Quería correr hacia ella de inmediato, pero la realidad de no poder hacerlo era tan frustrante que apenas podía soportarlo.

Por supuesto, lo que odiaba aún más que eso era a sí mismo, por haber comenzado esos ridículos rumores. Si hubiera sabido que terminaría en una situación tan problemática, jamás habría hecho algo semejante.

Perdido en un profundo arrepentimiento, Erpesto suspiró y pasó sus dedos a través de su cabello desordenado. A lo largo de sus largos dedos, una suave luz dorada centelleó, y la luz solar de la tarde delineó delicadamente sus rasgos. Era una escena verdaderamente pintoresca. Aunque estuviera sufriendo, la vista de un hombre fantásticamente apuesto contemplando la ventana con angustia era nada menos que hermosa.

Alguien que había estado observando secretamente aquella hermosa escena levantó silenciosamente la cabeza del suelo. Con Erpesto tan perdido en sus pensamientos, tal vez no notaría si se relajaba por un momento.

Pero incluso con la mirada fija en el exterior, Erpesto lo percibió de inmediato, casi como un fantasma.

—Ramón Matías, vuelve a poner la cabeza abajo correctamente.

Su voz baja y fluida cargaba una presión abrumadora.

—Sí, señor.

Ramón presionó rápidamente la cabeza contra el suelo otra vez. Luego intentó levantar las caderas y mantener las piernas rectas. Pero dado que ya había estado sosteniendo la postura durante mucho tiempo, sus extremidades temblaban y tambaleaban, y no podía mantener la posición en absoluto.

Ramón ya había llegado a su límite. Ni siquiera podía distinguir si el agua que corría por su rostro y su cuerpo era sudor por el esfuerzo o sudor frío por el miedo que le tenía a Erpesto.

Aun así, Erpesto miraba desde arriba a Ramón, quien gemía y luchaba en la esquina de la oficina, con un rostro desprovisto de la más mínima simpatía. Su expresión gélida era como si estuviera mirando a un insecto, no a un ser humano. Curvando los lips con desagrado, escupió irritado:

—¿Cómo fue que la señorita Belnez llegó a preocuparse por una cosa tan insignificante?

—¡L-lo siento! ¡Su Alteza! ¡Yo, esta criatura insignificante y baja, tengo toda la culpa! ¡Por favor, perdóneme!
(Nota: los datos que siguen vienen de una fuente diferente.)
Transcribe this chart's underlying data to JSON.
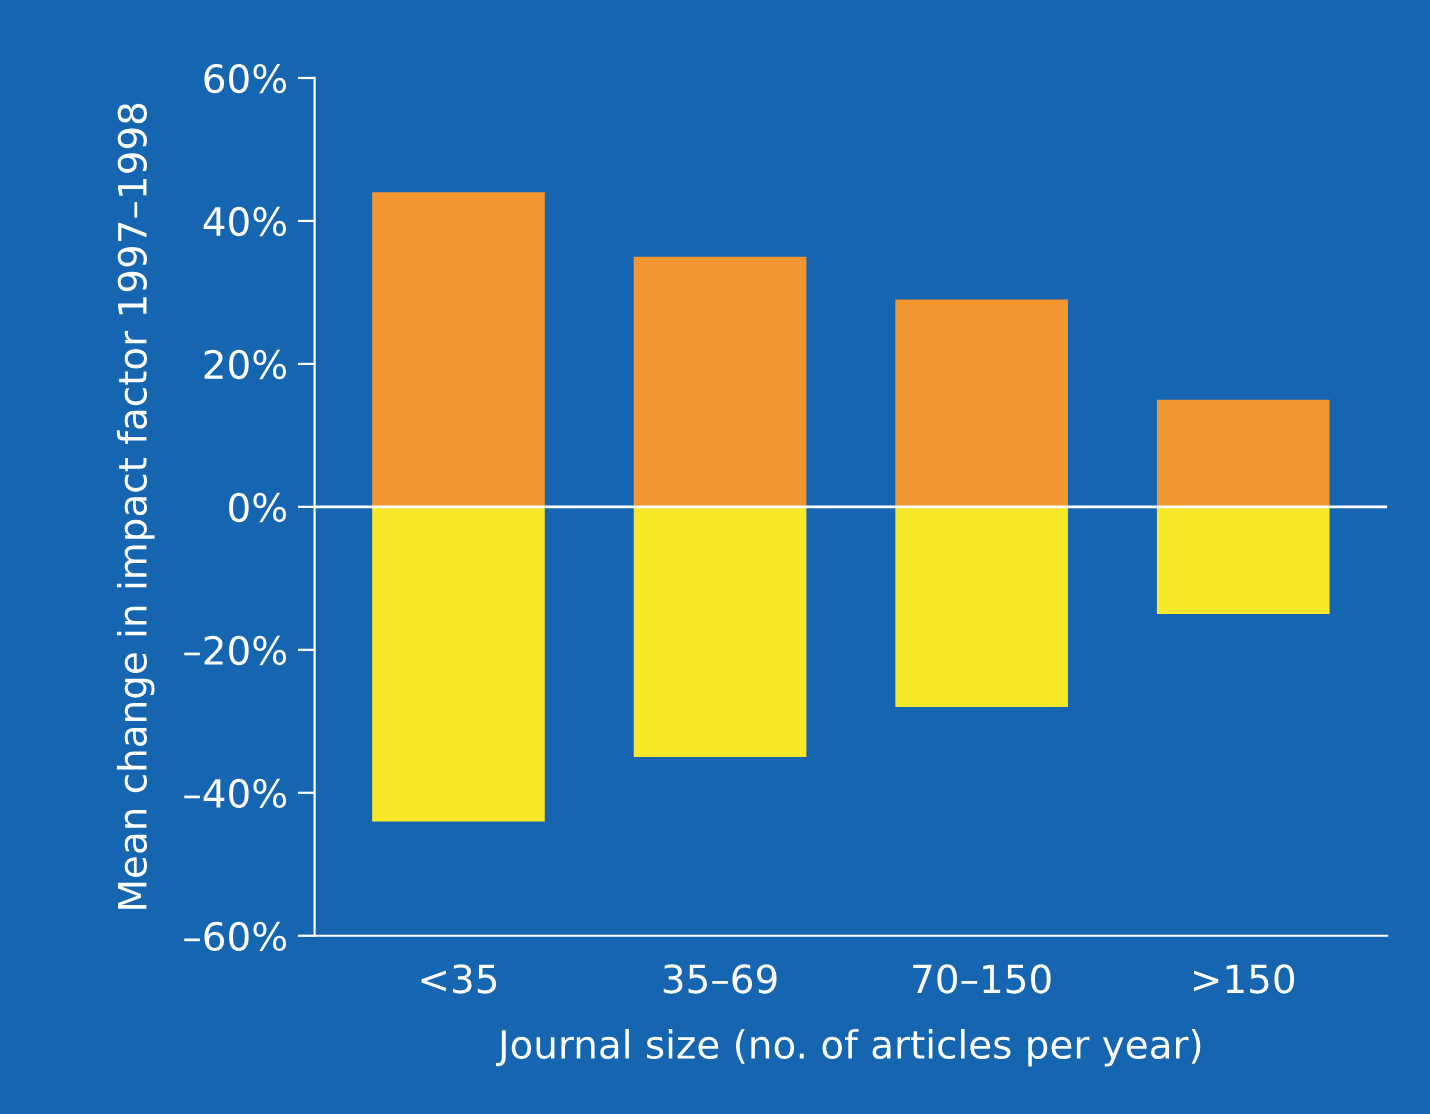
{
  "chart_data": {
    "type": "bar",
    "stacked": true,
    "xlabel": "Journal size (no. of articles per year)",
    "ylabel": "Mean change in impact factor 1997–1998",
    "categories": [
      "<35",
      "35–69",
      "70–150",
      ">150"
    ],
    "series": [
      {
        "color": "#f39530",
        "values": [
          44,
          35,
          29,
          15
        ]
      },
      {
        "color": "#f7e82a",
        "values": [
          -44,
          -35,
          -28,
          -15
        ]
      }
    ],
    "ylim": [
      -60,
      60
    ],
    "yticks": [
      {
        "value": -60,
        "label": "–60%"
      },
      {
        "value": -40,
        "label": "–40%"
      },
      {
        "value": -20,
        "label": "–20%"
      },
      {
        "value": 0,
        "label": "0%"
      },
      {
        "value": 20,
        "label": "20%"
      },
      {
        "value": 40,
        "label": "40%"
      },
      {
        "value": 60,
        "label": "60%"
      }
    ],
    "ref_lines": [
      {
        "axis": "y",
        "value": 0,
        "label": null,
        "color": "#ffffff"
      }
    ],
    "grid": false,
    "legend": false
  }
}
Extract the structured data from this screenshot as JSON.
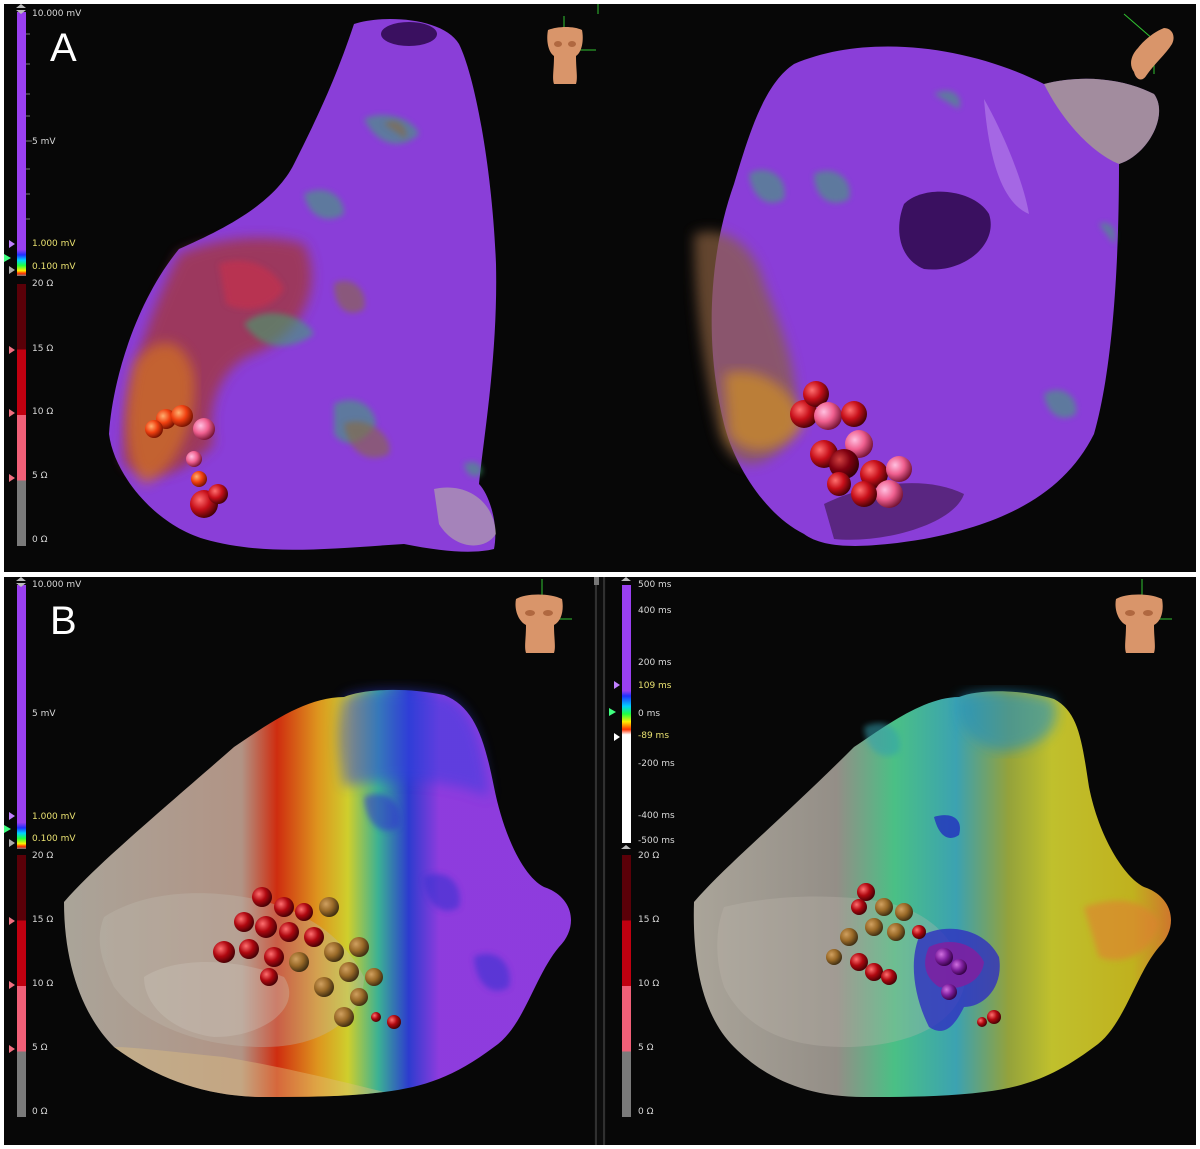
{
  "panels": {
    "a": {
      "label": "A"
    },
    "b": {
      "label": "B"
    }
  },
  "voltage_scale": {
    "max": "10.000 mV",
    "mid": "5 mV",
    "upper_threshold": "1.000 mV",
    "lower_threshold": "0.100 mV"
  },
  "impedance_scale": {
    "max": "20 Ω",
    "t15": "15 Ω",
    "t10": "10 Ω",
    "t5": "5 Ω",
    "min": "0 Ω"
  },
  "lat_scale": {
    "max": "500 ms",
    "t400": "400 ms",
    "t200": "200 ms",
    "upper": "109 ms",
    "zero": "0 ms",
    "lower": "-89 ms",
    "tm200": "-200 ms",
    "tm400": "-400 ms",
    "min": "-500 ms"
  },
  "colors": {
    "purple": "#9a40f0",
    "background": "#070707",
    "tissue_gray": "#b8b2a6",
    "lesion_red": "#c8101a",
    "lesion_pink": "#f06090",
    "torso": "#d9956a"
  }
}
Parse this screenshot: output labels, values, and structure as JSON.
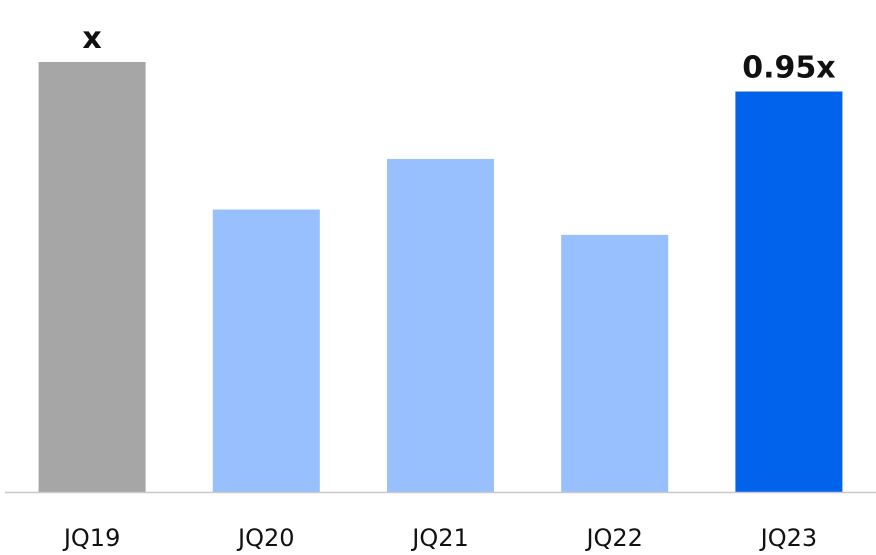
{
  "chart_data": {
    "type": "bar",
    "title": "",
    "xlabel": "",
    "ylabel": "",
    "ylim": [
      0,
      1.0
    ],
    "grid": false,
    "categories": [
      "JQ19",
      "JQ20",
      "JQ21",
      "JQ22",
      "JQ23"
    ],
    "values": [
      1.02,
      0.67,
      0.79,
      0.61,
      0.95
    ],
    "data_labels": [
      "x",
      "",
      "",
      "",
      "0.95x"
    ],
    "colors": [
      "#a6a6a6",
      "#98bffe",
      "#98bffe",
      "#98bffe",
      "#0163eb"
    ],
    "axis_color": "#c9c9c9"
  }
}
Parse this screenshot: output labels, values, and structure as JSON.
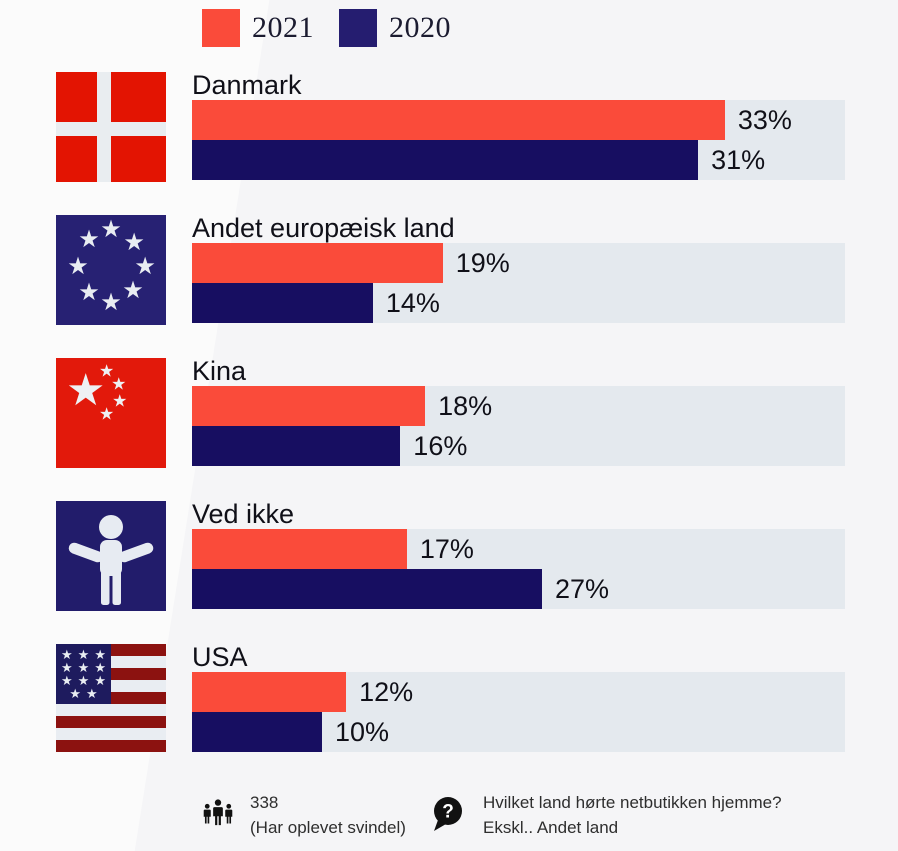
{
  "legend": {
    "items": [
      {
        "label": "2021",
        "color": "#fa4b3a"
      },
      {
        "label": "2020",
        "color": "#251d70"
      }
    ]
  },
  "chart_data": {
    "type": "bar",
    "orientation": "horizontal",
    "value_unit": "%",
    "grid": false,
    "legend_position": "top",
    "categories": [
      "Danmark",
      "Andet europæisk land",
      "Kina",
      "Ved ikke",
      "USA"
    ],
    "series": [
      {
        "name": "2021",
        "color": "#fa4b3a",
        "values": [
          33,
          19,
          18,
          17,
          12
        ]
      },
      {
        "name": "2020",
        "color": "#170e61",
        "values": [
          31,
          14,
          16,
          27,
          10
        ]
      }
    ],
    "rows": [
      {
        "label": "Danmark",
        "icon": "denmark-flag-icon",
        "v2021": "33%",
        "v2020": "31%",
        "w2021": 81.6,
        "w2020": 77.5
      },
      {
        "label": "Andet europæisk land",
        "icon": "eu-flag-icon",
        "v2021": "19%",
        "v2020": "14%",
        "w2021": 38.4,
        "w2020": 27.7
      },
      {
        "label": "Kina",
        "icon": "china-flag-icon",
        "v2021": "18%",
        "v2020": "16%",
        "w2021": 35.7,
        "w2020": 31.9
      },
      {
        "label": "Ved ikke",
        "icon": "person-shrug-icon",
        "v2021": "17%",
        "v2020": "27%",
        "w2021": 32.9,
        "w2020": 53.6
      },
      {
        "label": "USA",
        "icon": "usa-flag-icon",
        "v2021": "12%",
        "v2020": "10%",
        "w2021": 23.6,
        "w2020": 19.9
      }
    ]
  },
  "footer": {
    "sample": {
      "icon": "people-icon",
      "value": "338",
      "note": "(Har oplevet svindel)"
    },
    "question": {
      "icon": "question-bubble-icon",
      "line1": "Hvilket land hørte netbutikken hjemme?",
      "line2": "Ekskl.. Andet land"
    }
  },
  "colors": {
    "background": "#fbfbfb",
    "track": "#e4e9ee",
    "bar_2021": "#fa4b3a",
    "bar_2020": "#170e61",
    "flag_red": "#e31402",
    "flag_navy": "#272173",
    "us_stripe_red": "#8c1210"
  }
}
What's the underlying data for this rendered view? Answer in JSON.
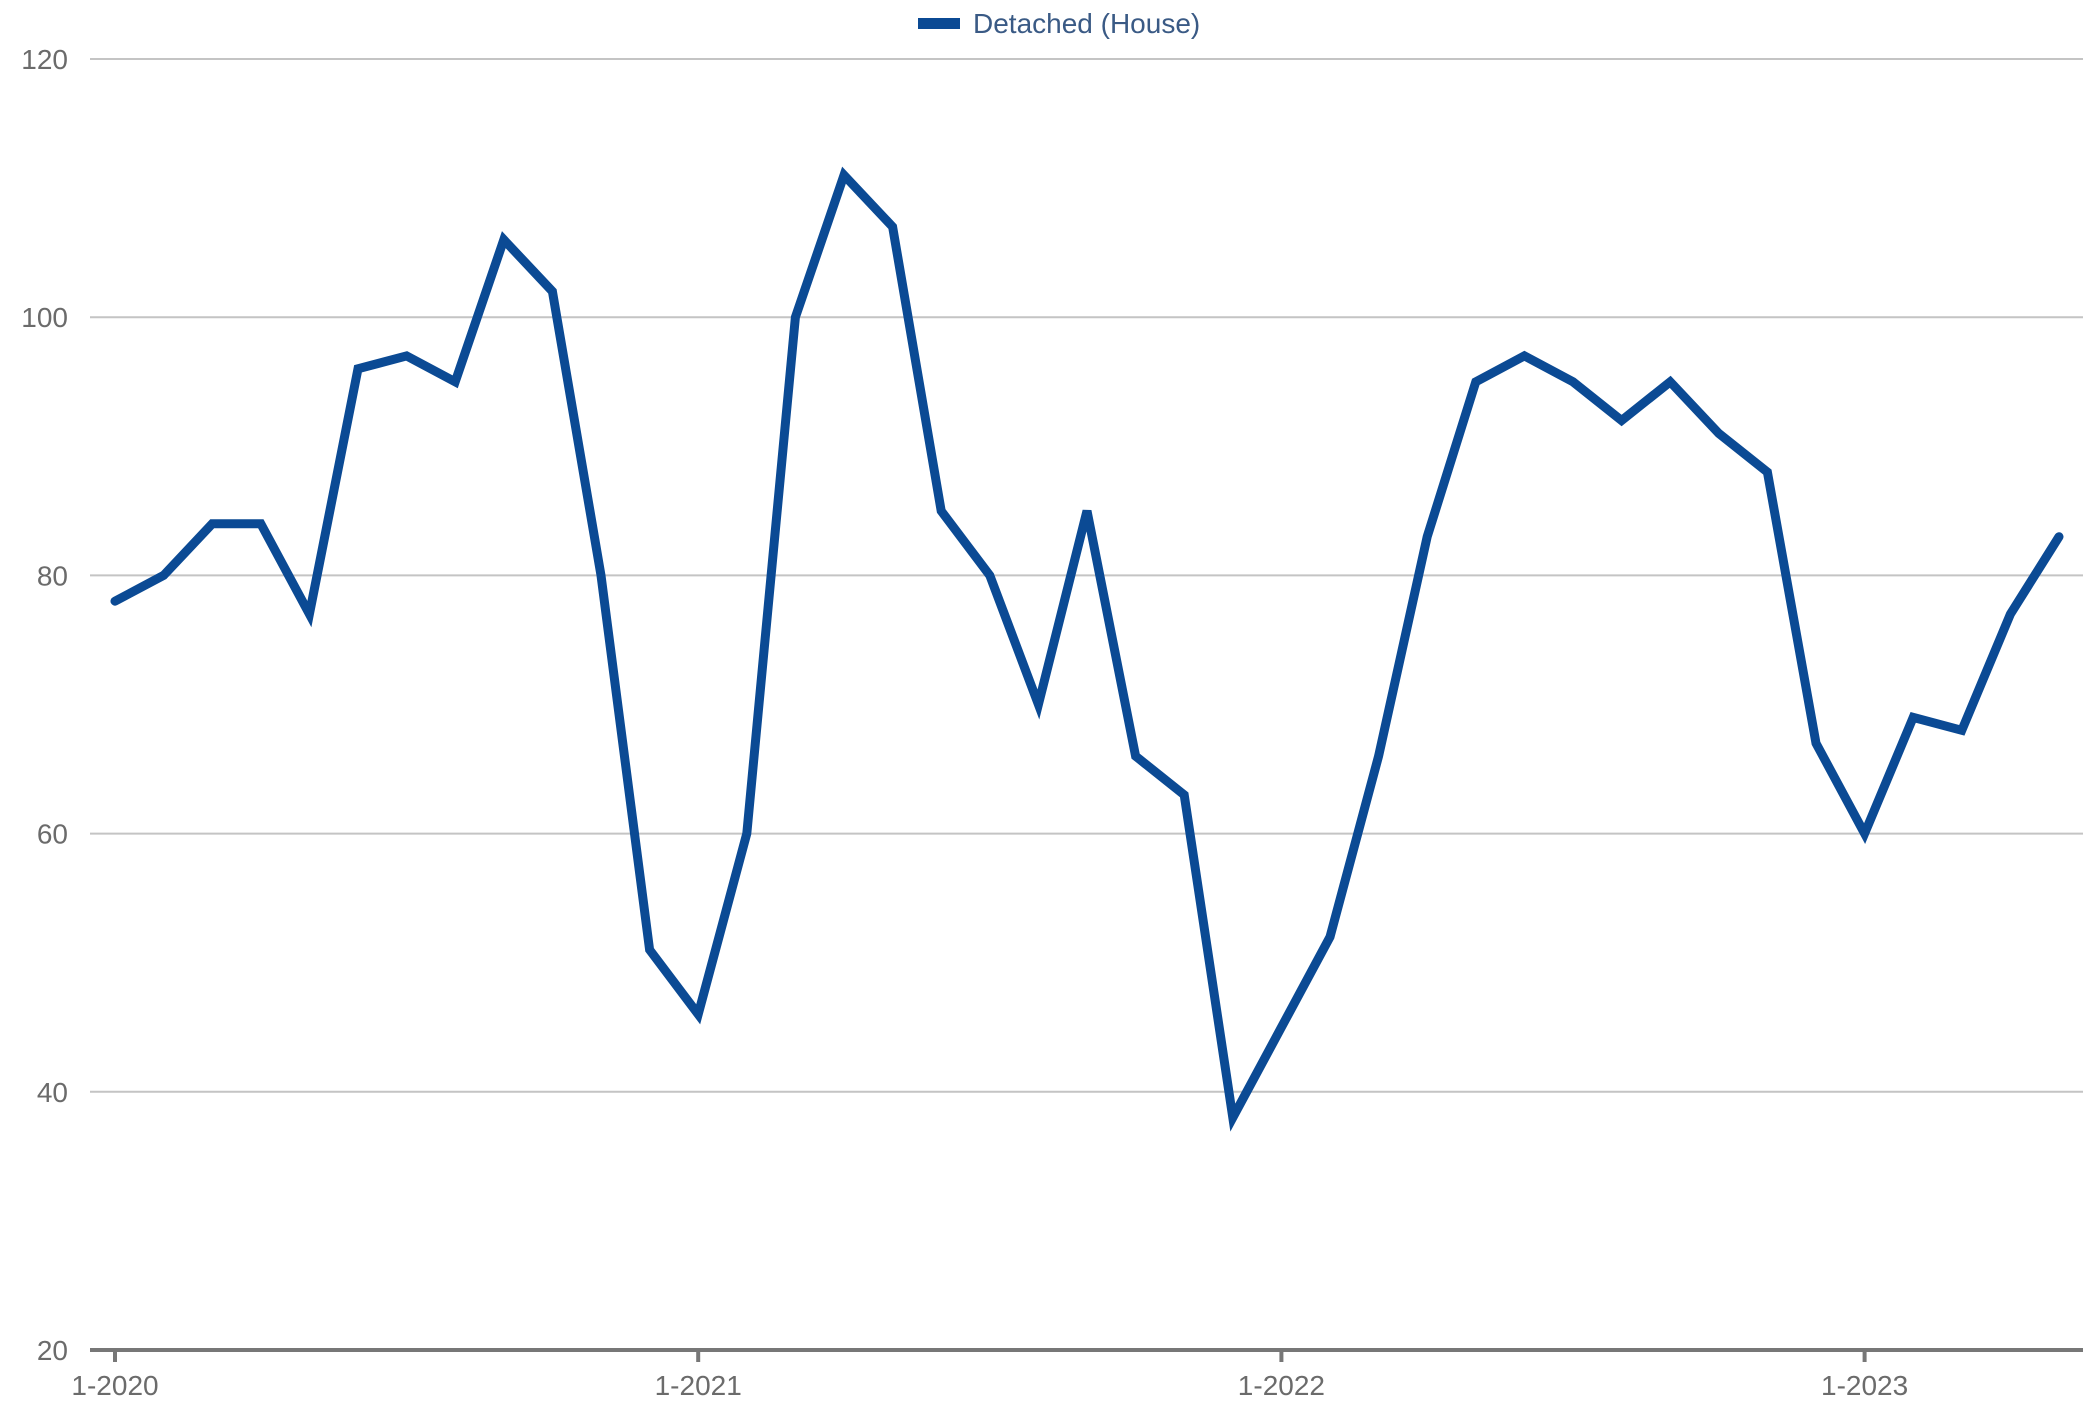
{
  "chart_data": {
    "type": "line",
    "title": "",
    "xlabel": "",
    "ylabel": "",
    "ylim": [
      20,
      120
    ],
    "yticks": [
      20,
      40,
      60,
      80,
      100,
      120
    ],
    "grid": true,
    "legend_position": "top-center",
    "x_tick_labels": [
      "1-2020",
      "1-2021",
      "1-2022",
      "1-2023"
    ],
    "x_tick_positions": [
      "2020-01",
      "2021-01",
      "2022-01",
      "2023-01"
    ],
    "x": [
      "2020-01",
      "2020-02",
      "2020-03",
      "2020-04",
      "2020-05",
      "2020-06",
      "2020-07",
      "2020-08",
      "2020-09",
      "2020-10",
      "2020-11",
      "2020-12",
      "2021-01",
      "2021-02",
      "2021-03",
      "2021-04",
      "2021-05",
      "2021-06",
      "2021-07",
      "2021-08",
      "2021-09",
      "2021-10",
      "2021-11",
      "2021-12",
      "2022-01",
      "2022-02",
      "2022-03",
      "2022-04",
      "2022-05",
      "2022-06",
      "2022-07",
      "2022-08",
      "2022-09",
      "2022-10",
      "2022-11",
      "2022-12",
      "2023-01",
      "2023-02",
      "2023-03",
      "2023-04",
      "2023-05"
    ],
    "series": [
      {
        "name": "Detached (House)",
        "color": "#0b4a94",
        "values": [
          78,
          80,
          84,
          84,
          77,
          96,
          97,
          95,
          106,
          102,
          80,
          51,
          46,
          60,
          100,
          111,
          107,
          85,
          80,
          70,
          85,
          66,
          63,
          38,
          45,
          52,
          66,
          83,
          95,
          97,
          95,
          92,
          95,
          91,
          88,
          67,
          60,
          69,
          68,
          77,
          83
        ]
      }
    ]
  }
}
Sintiendo que el humor de Erpesto se había agriado, Ramón se aplanó por reflejo contra el suelo y suplicó perdón. El dolor y el miedo que había sufrido a manos de Erpesto le habían enseñado bien. Mientras tanto, Orlando, que estaba sentado en su escritorio procesando documentos, apretó los dientes.

—Er, ya es suficiente.

—¿Por qué?

Erpesto preguntó como si realmente no entendiera, y Orlando, sintiendo un breve dolor de cabeza, respondió con calma:

—Sigue siendo un noble. Si vas demasiado lejos, podría causar grandes problemas.

—Si expongo las pruebas que tengo, de todos modos, será despojado de su título y enviado a prisión.

—Entonces simplemente haz eso en su lugar.

—No. Eso es demasiado aburrido. Además, ¿qué se supone que haga durante dos días si ni siquiera puedo hacer esto?

Ante su indiferente respuesta, Orlando se presionó la frente con la mano y suspiró, luego regresó a su papeleo.

Por allá, Ramón enviaba miradas esperanzadas hacia Orlando, como si estuviera de su lado, pero desafortunadamente, Orlando no tenía intenciones de detener más a Erpesto. La única razón por la que había intervenido en absoluto era porque su concentración se había roto mientras trabajaba, no por alguna preocupación por los derechos humanos de Ramón.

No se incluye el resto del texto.